Showing of imminent danger of serious physical injury prevails in Sixth Circuit appeal
Client(s) Vandiver, Jerry
Jones Day Chicago scored a victory on March 28, 2011, in a Sixth Circuit appeal argued only three weeks earlier. Our client, an inmate in a Michigan correctional facility and a diabetic who suffers from hepatitis C, filed a pro se Section 1983 civil-rights claim alleging that prison officials failed to provide him the medical care prescribed by prison doctors in retaliation for his having publicly complained about the officials’ failure to provide prisoners with needed medical treatment. The district court dismissed our client’s complaint pursuant to the “three strikes” provision of the Prison Litigation Reform Act, finding that he had filed three previous actions qualifying as “strikes” under the rule and that he had made “no showing of imminent danger of serious physical injury,” which would have exempted him from the three-strikes rule. (The district court made this finding despite the fact that our client’s feet had been amputated as a result of complications from diabetes while his complaint was pending.)
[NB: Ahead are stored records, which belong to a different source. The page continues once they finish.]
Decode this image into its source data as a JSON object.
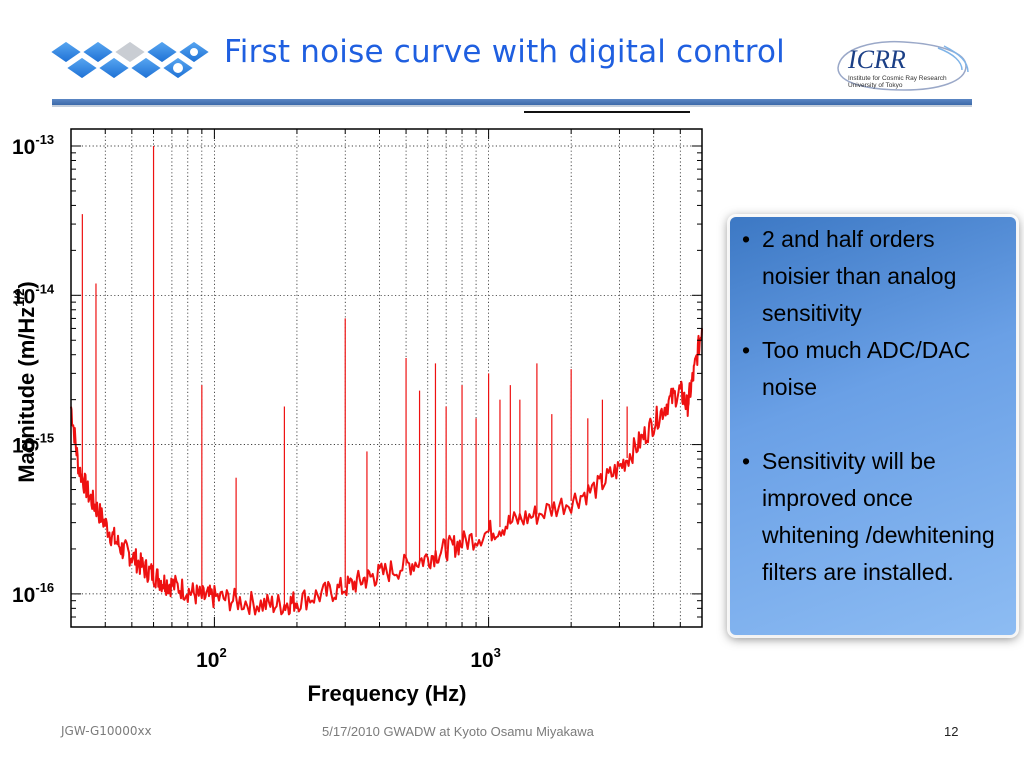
{
  "slide": {
    "title": "First noise curve with digital control",
    "logo_right_text": "ICRR",
    "logo_right_sub1": "Institute for Cosmic Ray Research",
    "logo_right_sub2": "University of Tokyo",
    "bullets": [
      "2 and half orders noisier than analog sensitivity",
      "Too much ADC/DAC noise",
      "",
      "Sensitivity will be improved once whitening /dewhitening filters are installed."
    ],
    "footer": {
      "left": "JGW-G10000xx",
      "center": "5/17/2010 GWADW at Kyoto Osamu Miyakawa",
      "page": "12"
    },
    "colors": {
      "title": "#1f5fe0",
      "curve": "#ee1111",
      "callout_start": "#3c78c4",
      "callout_end": "#8dbcf3",
      "rule": "#3c6aa9"
    }
  },
  "chart_data": {
    "type": "line",
    "title": "",
    "xlabel": "Frequency (Hz)",
    "ylabel": "Magnitude (m/Hz",
    "ylabel_sup": "1/2",
    "ylabel_end": ")",
    "xscale": "log",
    "yscale": "log",
    "xlim": [
      30,
      6000
    ],
    "ylim": [
      6e-17,
      1.3e-13
    ],
    "grid": true,
    "x_ticks": [
      {
        "value": 100,
        "base": "10",
        "exp": "2"
      },
      {
        "value": 1000,
        "base": "10",
        "exp": "3"
      }
    ],
    "y_ticks": [
      {
        "value": 1e-13,
        "base": "10",
        "exp": "-13"
      },
      {
        "value": 1e-14,
        "base": "10",
        "exp": "-14"
      },
      {
        "value": 1e-15,
        "base": "10",
        "exp": "-15"
      },
      {
        "value": 1e-16,
        "base": "10",
        "exp": "-16"
      }
    ],
    "series": [
      {
        "color": "#ee1111",
        "x": [
          30,
          32,
          35,
          38,
          42,
          46,
          50,
          55,
          60,
          65,
          70,
          80,
          90,
          100,
          120,
          150,
          180,
          200,
          250,
          300,
          350,
          400,
          500,
          600,
          700,
          800,
          1000,
          1200,
          1500,
          2000,
          2500,
          3000,
          3500,
          4000,
          4500,
          5000,
          5300,
          5600,
          6000
        ],
        "y": [
          1.8e-15,
          7e-16,
          4.5e-16,
          3.5e-16,
          2.5e-16,
          2e-16,
          1.8e-16,
          1.5e-16,
          1.35e-16,
          1.2e-16,
          1.15e-16,
          1.05e-16,
          9.5e-17,
          9.5e-17,
          9e-17,
          8.5e-17,
          8.5e-17,
          9e-17,
          1e-16,
          1.1e-16,
          1.25e-16,
          1.35e-16,
          1.55e-16,
          1.75e-16,
          2e-16,
          2.2e-16,
          2.6e-16,
          3e-16,
          3.4e-16,
          4.2e-16,
          5.2e-16,
          7e-16,
          1e-15,
          1.4e-15,
          1.9e-15,
          2.3e-15,
          1.8e-15,
          3e-15,
          6e-15
        ]
      }
    ],
    "peaks": [
      {
        "x": 33,
        "y": 3.5e-14
      },
      {
        "x": 37,
        "y": 1.2e-14
      },
      {
        "x": 60,
        "y": 1e-13
      },
      {
        "x": 90,
        "y": 2.5e-15
      },
      {
        "x": 120,
        "y": 6e-16
      },
      {
        "x": 180,
        "y": 1.8e-15
      },
      {
        "x": 300,
        "y": 7e-15
      },
      {
        "x": 360,
        "y": 9e-16
      },
      {
        "x": 500,
        "y": 3.8e-15
      },
      {
        "x": 560,
        "y": 2.3e-15
      },
      {
        "x": 640,
        "y": 3.5e-15
      },
      {
        "x": 700,
        "y": 1.8e-15
      },
      {
        "x": 800,
        "y": 2.5e-15
      },
      {
        "x": 900,
        "y": 1.5e-15
      },
      {
        "x": 1000,
        "y": 3e-15
      },
      {
        "x": 1100,
        "y": 2e-15
      },
      {
        "x": 1200,
        "y": 2.5e-15
      },
      {
        "x": 1300,
        "y": 2e-15
      },
      {
        "x": 1500,
        "y": 3.5e-15
      },
      {
        "x": 1700,
        "y": 1.6e-15
      },
      {
        "x": 2000,
        "y": 3.2e-15
      },
      {
        "x": 2300,
        "y": 1.5e-15
      },
      {
        "x": 2600,
        "y": 2e-15
      },
      {
        "x": 3200,
        "y": 1.8e-15
      }
    ]
  }
}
Jones Day accepted the Sixth Circuit’s request to take the appeal pro bono. In the briefs, the Chicago Office argued, among other things, that the imminent-danger exception is a pleading requirement and that our client’s complaint, liberally construed, appropriately “alleged” imminent danger. The three-judge panel agreed, ultimately reversing and remanding the case to the district court.
Notably, the panel complimented Jones Day for the quality of our appellate work and for our willingness to take on this and other Sixth Circuit appeals. Judge Martin commented that the Sixth Circuit’s appointment of a Jones Day Chicago partner “offer[ed] a lot of help in this area for which we are deeply appreciative … [and gave] these people a chance to have their issues argued.”